The document information processing apparatus according to claim 1, wherein the component conversion unit divides the document information into information components based on an analysis result of the document analysis unit.

Furthermore, an edit template storage means for storing an edit template used for editing the information component;
The information component is edited based on the edit template stored in the edit template storage means, the document analysis result of the document analysis means, and the division result of the componentization means, and new document information is generated. The document information processing apparatus according to claim 1, further comprising an editing unit.

8. The document information processing apparatus according to claim 7, further comprising an editing template generating unit that generates the editing template based on a document analysis result by the document analyzing unit and contents edited by the editing unit.

9. The document information processing apparatus according to claim 8, further comprising a control unit that causes the template storage unit to store the template generated by the template generation unit.

11. The document information processing apparatus according to claim 1, further comprising document analysis knowledge storage means for storing the document analysis knowledge.

Enter the document information,
This input document information is analyzed using analysis knowledge for analyzing the document information,
The input document information is divided into information parts which are editing units,
Giving index information to the information component based on the document analysis result,
A document information processing method comprising: information component storage means for storing the information component and the index information assigned to the information component in pairs.

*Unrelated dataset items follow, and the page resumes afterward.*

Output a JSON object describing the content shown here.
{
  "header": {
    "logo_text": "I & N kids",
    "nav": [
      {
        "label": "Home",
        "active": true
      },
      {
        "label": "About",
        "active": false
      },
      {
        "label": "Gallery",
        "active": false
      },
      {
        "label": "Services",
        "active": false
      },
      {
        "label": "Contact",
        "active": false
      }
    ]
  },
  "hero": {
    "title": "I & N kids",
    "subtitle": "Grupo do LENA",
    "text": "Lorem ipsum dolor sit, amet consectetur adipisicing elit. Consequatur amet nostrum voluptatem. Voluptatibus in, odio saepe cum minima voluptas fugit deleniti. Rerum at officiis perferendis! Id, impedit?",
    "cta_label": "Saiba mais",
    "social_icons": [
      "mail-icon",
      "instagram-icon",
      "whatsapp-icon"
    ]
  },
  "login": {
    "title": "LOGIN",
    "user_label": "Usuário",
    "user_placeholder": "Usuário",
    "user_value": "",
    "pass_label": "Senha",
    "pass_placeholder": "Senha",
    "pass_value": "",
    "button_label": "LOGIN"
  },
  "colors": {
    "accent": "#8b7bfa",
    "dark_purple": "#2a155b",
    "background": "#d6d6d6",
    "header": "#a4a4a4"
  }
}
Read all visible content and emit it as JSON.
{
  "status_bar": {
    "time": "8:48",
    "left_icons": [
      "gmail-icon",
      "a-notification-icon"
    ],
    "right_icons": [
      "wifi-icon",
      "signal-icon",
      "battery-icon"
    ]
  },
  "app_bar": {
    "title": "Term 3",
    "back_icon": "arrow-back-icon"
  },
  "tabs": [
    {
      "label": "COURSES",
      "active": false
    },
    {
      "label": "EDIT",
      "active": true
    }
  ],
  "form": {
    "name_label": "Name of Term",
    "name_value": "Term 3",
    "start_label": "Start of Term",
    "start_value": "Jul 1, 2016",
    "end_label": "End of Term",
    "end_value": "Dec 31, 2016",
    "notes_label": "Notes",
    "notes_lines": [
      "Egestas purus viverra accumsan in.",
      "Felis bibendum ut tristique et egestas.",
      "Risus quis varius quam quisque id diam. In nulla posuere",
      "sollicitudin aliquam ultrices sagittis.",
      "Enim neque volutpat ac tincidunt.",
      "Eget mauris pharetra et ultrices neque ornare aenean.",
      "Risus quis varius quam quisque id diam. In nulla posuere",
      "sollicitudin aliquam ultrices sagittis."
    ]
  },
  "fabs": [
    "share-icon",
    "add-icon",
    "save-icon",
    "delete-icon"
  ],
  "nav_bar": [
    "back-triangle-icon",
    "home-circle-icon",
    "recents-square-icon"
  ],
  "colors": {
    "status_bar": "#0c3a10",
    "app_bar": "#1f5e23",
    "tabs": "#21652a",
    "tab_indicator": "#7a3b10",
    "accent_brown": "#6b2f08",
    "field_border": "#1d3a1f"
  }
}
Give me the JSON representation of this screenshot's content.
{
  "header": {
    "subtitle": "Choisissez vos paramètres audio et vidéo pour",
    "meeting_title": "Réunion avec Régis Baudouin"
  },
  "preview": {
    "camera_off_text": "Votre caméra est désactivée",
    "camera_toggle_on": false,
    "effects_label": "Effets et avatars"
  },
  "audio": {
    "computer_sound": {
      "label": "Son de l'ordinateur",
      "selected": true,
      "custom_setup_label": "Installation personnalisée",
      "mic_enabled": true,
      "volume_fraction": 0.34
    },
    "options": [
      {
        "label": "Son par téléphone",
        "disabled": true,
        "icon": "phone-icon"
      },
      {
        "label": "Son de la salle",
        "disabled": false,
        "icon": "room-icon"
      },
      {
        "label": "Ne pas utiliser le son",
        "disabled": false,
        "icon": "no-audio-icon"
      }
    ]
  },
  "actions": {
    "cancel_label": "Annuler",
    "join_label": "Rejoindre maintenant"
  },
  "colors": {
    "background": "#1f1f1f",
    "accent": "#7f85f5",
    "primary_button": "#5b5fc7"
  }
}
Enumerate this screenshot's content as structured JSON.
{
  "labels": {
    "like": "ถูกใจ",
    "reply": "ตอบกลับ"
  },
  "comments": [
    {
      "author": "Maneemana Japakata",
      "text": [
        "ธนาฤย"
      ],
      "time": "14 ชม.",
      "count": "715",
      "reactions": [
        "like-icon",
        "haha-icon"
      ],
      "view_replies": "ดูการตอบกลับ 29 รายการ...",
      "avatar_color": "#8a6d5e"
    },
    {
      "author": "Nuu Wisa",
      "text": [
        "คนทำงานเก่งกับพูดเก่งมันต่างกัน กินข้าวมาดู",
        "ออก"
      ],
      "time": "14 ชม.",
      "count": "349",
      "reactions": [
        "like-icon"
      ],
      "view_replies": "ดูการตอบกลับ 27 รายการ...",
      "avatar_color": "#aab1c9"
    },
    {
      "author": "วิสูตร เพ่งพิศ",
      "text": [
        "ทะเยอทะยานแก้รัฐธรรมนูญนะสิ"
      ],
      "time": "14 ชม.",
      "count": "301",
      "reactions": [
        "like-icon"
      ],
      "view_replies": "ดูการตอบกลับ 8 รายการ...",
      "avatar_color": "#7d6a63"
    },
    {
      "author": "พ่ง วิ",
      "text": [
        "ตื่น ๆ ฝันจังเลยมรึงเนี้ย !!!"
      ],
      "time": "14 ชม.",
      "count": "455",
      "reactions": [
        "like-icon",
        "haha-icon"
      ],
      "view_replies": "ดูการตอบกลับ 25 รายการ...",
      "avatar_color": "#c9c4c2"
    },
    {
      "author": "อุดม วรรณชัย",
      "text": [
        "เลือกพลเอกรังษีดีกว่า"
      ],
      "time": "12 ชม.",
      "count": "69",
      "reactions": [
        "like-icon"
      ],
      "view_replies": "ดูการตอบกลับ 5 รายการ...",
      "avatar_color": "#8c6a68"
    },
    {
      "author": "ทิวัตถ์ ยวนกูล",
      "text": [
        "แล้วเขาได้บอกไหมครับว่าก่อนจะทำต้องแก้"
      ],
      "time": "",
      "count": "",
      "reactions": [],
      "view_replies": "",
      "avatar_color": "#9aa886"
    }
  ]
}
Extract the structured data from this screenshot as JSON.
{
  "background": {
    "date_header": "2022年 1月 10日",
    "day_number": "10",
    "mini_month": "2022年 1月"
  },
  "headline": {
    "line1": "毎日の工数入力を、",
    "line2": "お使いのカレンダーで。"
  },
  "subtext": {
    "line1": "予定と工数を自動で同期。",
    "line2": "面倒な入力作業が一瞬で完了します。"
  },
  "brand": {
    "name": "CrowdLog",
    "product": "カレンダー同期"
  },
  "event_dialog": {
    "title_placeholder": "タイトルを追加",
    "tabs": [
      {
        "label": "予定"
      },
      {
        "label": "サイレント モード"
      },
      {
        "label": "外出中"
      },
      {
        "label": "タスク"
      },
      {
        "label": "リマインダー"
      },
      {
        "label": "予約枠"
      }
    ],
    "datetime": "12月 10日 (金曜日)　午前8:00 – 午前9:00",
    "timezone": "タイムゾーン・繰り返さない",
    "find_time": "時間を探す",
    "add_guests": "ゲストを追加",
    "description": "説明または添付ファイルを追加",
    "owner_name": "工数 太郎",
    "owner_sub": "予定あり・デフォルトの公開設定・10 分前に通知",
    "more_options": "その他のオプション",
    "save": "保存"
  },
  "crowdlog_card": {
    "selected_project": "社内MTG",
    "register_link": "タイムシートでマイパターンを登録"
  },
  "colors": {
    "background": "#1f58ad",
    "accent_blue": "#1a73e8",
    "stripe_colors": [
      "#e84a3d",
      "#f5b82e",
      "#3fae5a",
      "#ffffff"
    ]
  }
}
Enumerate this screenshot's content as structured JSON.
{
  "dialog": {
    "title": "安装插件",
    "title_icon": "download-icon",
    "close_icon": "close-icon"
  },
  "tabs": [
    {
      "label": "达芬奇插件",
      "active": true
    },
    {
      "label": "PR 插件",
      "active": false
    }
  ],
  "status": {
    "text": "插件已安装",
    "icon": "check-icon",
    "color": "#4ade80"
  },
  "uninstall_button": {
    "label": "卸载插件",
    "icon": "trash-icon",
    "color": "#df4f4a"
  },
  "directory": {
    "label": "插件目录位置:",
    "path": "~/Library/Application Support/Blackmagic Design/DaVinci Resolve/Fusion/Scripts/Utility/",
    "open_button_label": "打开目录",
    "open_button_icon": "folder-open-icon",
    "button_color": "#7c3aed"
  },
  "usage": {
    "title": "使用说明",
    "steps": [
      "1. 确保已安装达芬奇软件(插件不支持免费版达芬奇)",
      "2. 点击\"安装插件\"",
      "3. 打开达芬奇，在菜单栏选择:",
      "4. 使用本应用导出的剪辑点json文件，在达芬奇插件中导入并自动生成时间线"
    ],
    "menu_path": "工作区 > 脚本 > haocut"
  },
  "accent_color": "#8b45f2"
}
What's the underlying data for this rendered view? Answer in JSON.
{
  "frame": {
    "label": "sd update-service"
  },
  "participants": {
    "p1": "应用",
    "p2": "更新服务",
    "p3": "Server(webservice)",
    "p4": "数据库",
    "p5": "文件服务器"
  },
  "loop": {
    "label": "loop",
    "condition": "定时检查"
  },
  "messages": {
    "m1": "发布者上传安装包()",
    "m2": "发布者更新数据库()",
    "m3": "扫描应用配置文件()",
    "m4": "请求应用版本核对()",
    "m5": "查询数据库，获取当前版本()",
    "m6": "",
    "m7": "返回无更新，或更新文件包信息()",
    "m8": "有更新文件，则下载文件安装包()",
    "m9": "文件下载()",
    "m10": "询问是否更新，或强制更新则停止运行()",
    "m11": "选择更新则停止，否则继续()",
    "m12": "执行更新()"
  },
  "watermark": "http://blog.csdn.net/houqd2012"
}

Enter the document information,
This input document information is analyzed using analysis knowledge for analyzing the document information,
The input document information is divided into information parts which are editing units,
Let the user select this divided information component,
Index information is given to the information component based on the result of this selection,
A document information processing method characterized in that the information component and the index information assigned to the information component are stored as a set in an information component storage means.

In a program for causing a computer to function as a document information processing apparatus,
The program is stored in the computer.
Enter document information,
This input document information is analyzed using analysis knowledge for analyzing the document information,
The input document information is divided into information parts which are editing units,
Index information is given to the information component based on the document analysis result,
A document information processing program characterized in that the information component and the index information assigned to the information component are stored together in an information component storage means.

In a program for causing a computer to function as a document information processing apparatus,
The program is stored in the computer.
Enter document information,
This input document information is analyzed using analysis knowledge for analyzing the document information,
The input document information is divided into information parts which are editing units,
Let the user select this divided information component,
Index information is given to the information component based on the selection result,
A document information processing program characterized in that the information component and the index information assigned to the information component are stored together in an information component storage means.